Advanced Computing in the Age of AI | Thursday, March 28, 2024

SAP Chairman Sets Sights on Healthcare 

To help his company run more efficiently, SAP chairman and co-founder Hasso Plattner has shifted his business to helping humans to run more efficiently as well.

Plattner, who turns 70 next year, says that helping doctors to use medical data can help them to make faster, more accurate decisions that will ultimately deliver more personalized medical care.

The idea is that by using this information, diseases can be identified and treated earlier, helping to stop the progression of disease, help patients to live longer, and ultimately lower healthcare costs, since more expensive procedures often come as the result of delayed diagnoses.

Of course, Plattner is far from the only one with this idea. Last month Google launched a healthcare company called Calico, which has been designed to tackle a problem that transcends humanity: aging. And IBM is using its Watson and other technologies to tackle cancer and even traumatic brain injury treatment. And according to consulting firm McKinsey, since 2010 over 200 new businesses are working to use healthcare information as well.

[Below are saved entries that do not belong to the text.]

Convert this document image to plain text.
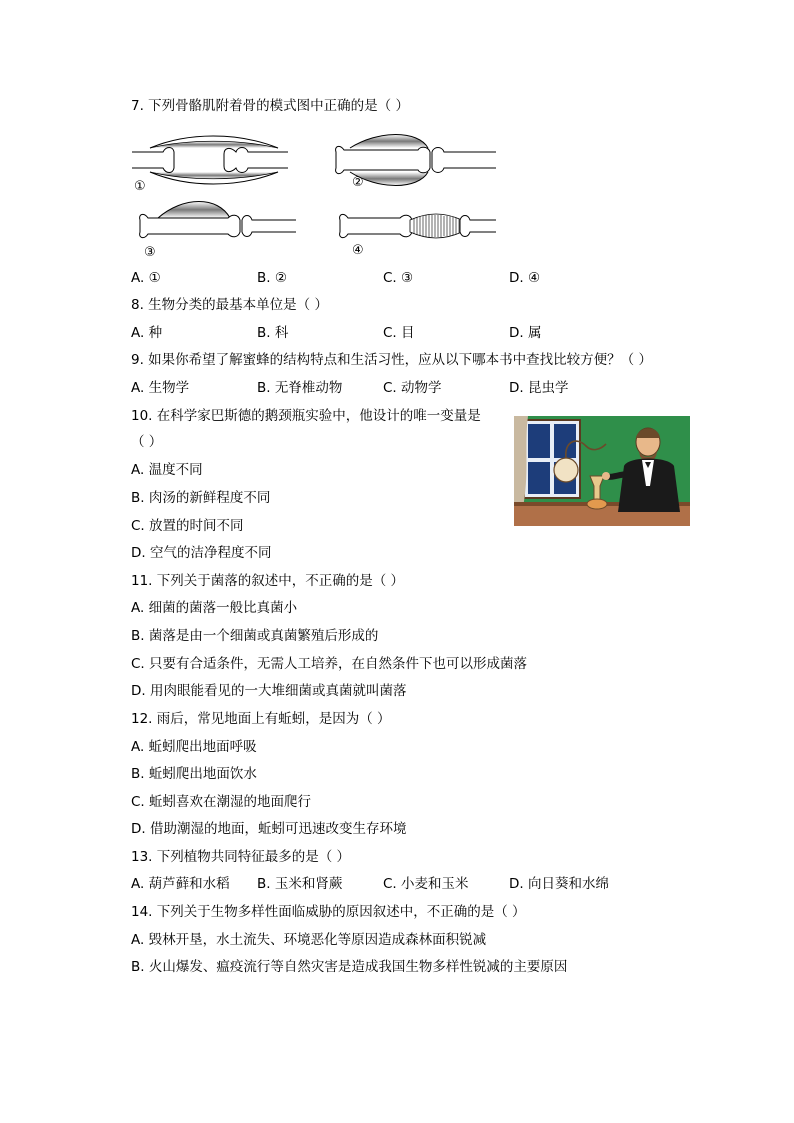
7. 下列骨骼肌附着骨的模式图中正确的是（ ）
①	②
③	④
A. ①	B. ②	C. ③	D. ④
8. 生物分类的最基本单位是（ ）
A. 种	B. 科	C. 目	D. 属
9. 如果你希望了解蜜蜂的结构特点和生活习性，应从以下哪本书中查找比较方便？（ ）
A. 生物学	B. 无脊椎动物	C. 动物学	D. 昆虫学
10. 在科学家巴斯德的鹅颈瓶实验中，他设计的唯一变量是
（ ）
A. 温度不同
B. 肉汤的新鲜程度不同
C. 放置的时间不同
D. 空气的洁净程度不同
11. 下列关于菌落的叙述中，不正确的是（ ）
A. 细菌的菌落一般比真菌小
B. 菌落是由一个细菌或真菌繁殖后形成的
C. 只要有合适条件，无需人工培养，在自然条件下也可以形成菌落
D. 用肉眼能看见的一大堆细菌或真菌就叫菌落
12. 雨后，常见地面上有蚯蚓，是因为（ ）
A. 蚯蚓爬出地面呼吸
B. 蚯蚓爬出地面饮水
C. 蚯蚓喜欢在潮湿的地面爬行
D. 借助潮湿的地面，蚯蚓可迅速改变生存环境
13. 下列植物共同特征最多的是（ ）
A. 葫芦藓和水稻 B. 玉米和肾蕨	C. 小麦和玉米	D. 向日葵和水绵
14. 下列关于生物多样性面临威胁的原因叙述中，不正确的是（ ）
A. 毁林开垦，水土流失、环境恶化等原因造成森林面积锐减
B. 火山爆发、瘟疫流行等自然灾害是造成我国生物多样性锐减的主要原因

What Plattner says separates SAP from the rest is Hasso’s New Architecture (HANA), which can speed up complex calculations by compressing and storing data in memory instead of on a separate disk.

The result, he says, is that a researcher could conduct genetic analysis in real time, and promptly cross-reference certain genetic variables with a databank of other genomes to reveal key medical predispositions.

So far, SAP has remained most popular in the research sphere, but Plattner notes that within clinical settings, the company aims only to support physicians—not displace them. SAP has so far partnered with Stanford School of Medicine and the Charité University Hospital in Berlin, and has signed up 2,100 corporate customers.

As far as the privacy roadblock that has already stalled some efforts similar to SAP’s, Plattner points to a similar dilemma that came about when cars were first introduced.

“The protection of an individual must be ensured as much as possible but not at the price that we don’t do things that we could. Before there were cars there were also no traffic laws,” he says. “It’s a similar thing here. We must make laws that regulate what happens with digital information.